L'ange du bizarre : le romantisme noir de Goya à Max Ernst : [exposition, Francfort-sur-le-Main ,Städel Museum, 26 septembre 2012-20 janvier 2013, Paris, Musée d'Orsay, 5 mars-9 juin 2013 / commissariat Côme Fabre, Félix Krämer ; textes par Annie Le Brun, Johannes Grave, Hubertus Kohle [et al.] ; préface par Guy Cogeval et Max Hollein. - Ostfildern ; Paris : Hadje Cantz : Musée d'Orsay,

Les sculptures de l'École des beaux-arts de Paris: histoire, doctrines, catalogue / Emmanuel Schwartz. - Paris : École nationale supérieure des beaux-arts, 2003.

Le dernier portrait: [exposition,  Musée d'Orsay, Paris, 5 mars-26 mai 2002] / Commissaire générale, Emmanuelle Héran, et al. ; Commissaire pour la photographie, Joëlle Bolloch. - Paris : Réunion des musées nationaux : Musée d'Orsay, 2002.

Chateaubriand et les arts : recueil d'études / Sylvain Bellenger, Jean-Claude Berchet, François Bergot  [et al.] ; sous la dir. scientifique de M. Marc Fumaroli. - Paris : de Fallois, 1999.

Emmanuelle Heran, Le Chactas de Francisque Duret, in Bulletin municipal des Musées de Lyon, n°1-2. – Lyon , 1994, pp 36-51.

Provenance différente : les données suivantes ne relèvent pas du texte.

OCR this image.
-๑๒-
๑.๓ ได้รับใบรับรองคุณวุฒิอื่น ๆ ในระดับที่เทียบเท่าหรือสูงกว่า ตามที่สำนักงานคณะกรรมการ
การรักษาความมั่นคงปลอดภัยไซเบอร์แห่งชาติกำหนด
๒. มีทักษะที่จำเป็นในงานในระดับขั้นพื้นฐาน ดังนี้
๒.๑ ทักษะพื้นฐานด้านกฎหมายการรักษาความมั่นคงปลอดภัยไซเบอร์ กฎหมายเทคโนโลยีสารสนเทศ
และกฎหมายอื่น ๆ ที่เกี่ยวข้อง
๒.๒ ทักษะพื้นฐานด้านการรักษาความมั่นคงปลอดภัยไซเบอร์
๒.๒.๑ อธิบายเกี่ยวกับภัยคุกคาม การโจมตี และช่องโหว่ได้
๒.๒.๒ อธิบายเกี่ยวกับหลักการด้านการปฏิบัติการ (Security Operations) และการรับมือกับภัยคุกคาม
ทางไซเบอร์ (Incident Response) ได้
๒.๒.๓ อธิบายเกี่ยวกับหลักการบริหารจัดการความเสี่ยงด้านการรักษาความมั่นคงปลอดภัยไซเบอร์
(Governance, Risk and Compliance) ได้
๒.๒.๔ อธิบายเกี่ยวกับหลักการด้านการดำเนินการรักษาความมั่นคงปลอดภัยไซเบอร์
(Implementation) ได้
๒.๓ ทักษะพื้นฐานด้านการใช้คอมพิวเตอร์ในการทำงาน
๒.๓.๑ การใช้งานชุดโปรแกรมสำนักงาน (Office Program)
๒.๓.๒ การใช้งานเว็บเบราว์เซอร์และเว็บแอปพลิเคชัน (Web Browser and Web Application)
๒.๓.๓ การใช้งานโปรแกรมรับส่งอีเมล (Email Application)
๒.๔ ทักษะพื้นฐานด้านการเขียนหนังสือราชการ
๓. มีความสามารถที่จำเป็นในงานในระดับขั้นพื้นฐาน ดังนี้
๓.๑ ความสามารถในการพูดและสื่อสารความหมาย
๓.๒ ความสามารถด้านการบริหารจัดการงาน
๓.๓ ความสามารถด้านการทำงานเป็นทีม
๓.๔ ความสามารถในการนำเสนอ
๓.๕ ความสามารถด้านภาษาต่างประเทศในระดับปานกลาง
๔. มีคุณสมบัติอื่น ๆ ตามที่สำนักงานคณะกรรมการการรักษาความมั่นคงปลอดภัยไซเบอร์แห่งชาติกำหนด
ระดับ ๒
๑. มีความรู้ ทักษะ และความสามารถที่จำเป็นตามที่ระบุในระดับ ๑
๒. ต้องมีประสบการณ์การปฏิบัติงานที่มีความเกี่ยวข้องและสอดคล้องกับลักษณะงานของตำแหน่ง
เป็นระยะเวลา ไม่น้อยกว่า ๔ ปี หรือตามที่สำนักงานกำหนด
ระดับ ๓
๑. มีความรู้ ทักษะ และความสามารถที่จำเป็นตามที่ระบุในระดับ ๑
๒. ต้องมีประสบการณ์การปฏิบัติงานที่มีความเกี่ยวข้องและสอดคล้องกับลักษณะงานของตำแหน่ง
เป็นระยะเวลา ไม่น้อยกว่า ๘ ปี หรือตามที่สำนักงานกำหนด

La sculpture française au XIXe siècle: [exposition, Galeries nationales du Grand Palais, Paris, 10 avril-28 juillet 1986] / Organisée par la Réunion des musées nationaux. - Paris : Éd. de la Réunion des musées nationaux, 1985.

L'Amérique vue par l'Europe: [exposition, Grand Palais, 17 septembre 1976-2 janvier 1977] / Exposition organisée par le Cleveland Museum of art, avec la collaboration de la National Gallery of Art de Washington ; [trad. de l'anglais] ; Catalogue par Hugh Honour. - Paris : Éditions des Musées nationaux, 1976.

 

1 La statue de Marioton, acquise au Salon des Artistes Français (n°4398) le 30 juin 1888 pour la somme de 7 000 francs et déposée en 1897 au Musée des Beaux-Arts de Rouen, est aujourd’hui gérée par le Musée d’Orsay (RF 845). Le tableau de Nonclerq, acquis au Salon de la Société des Artistes Français (n°1742) le 5 juillet 1881 pour la somme de 2 000 francs et déposé en 1881 au Musée des Beaux-Arts du Havre, a vraisemblablement disparu lors de la deuxième guerre mondiale.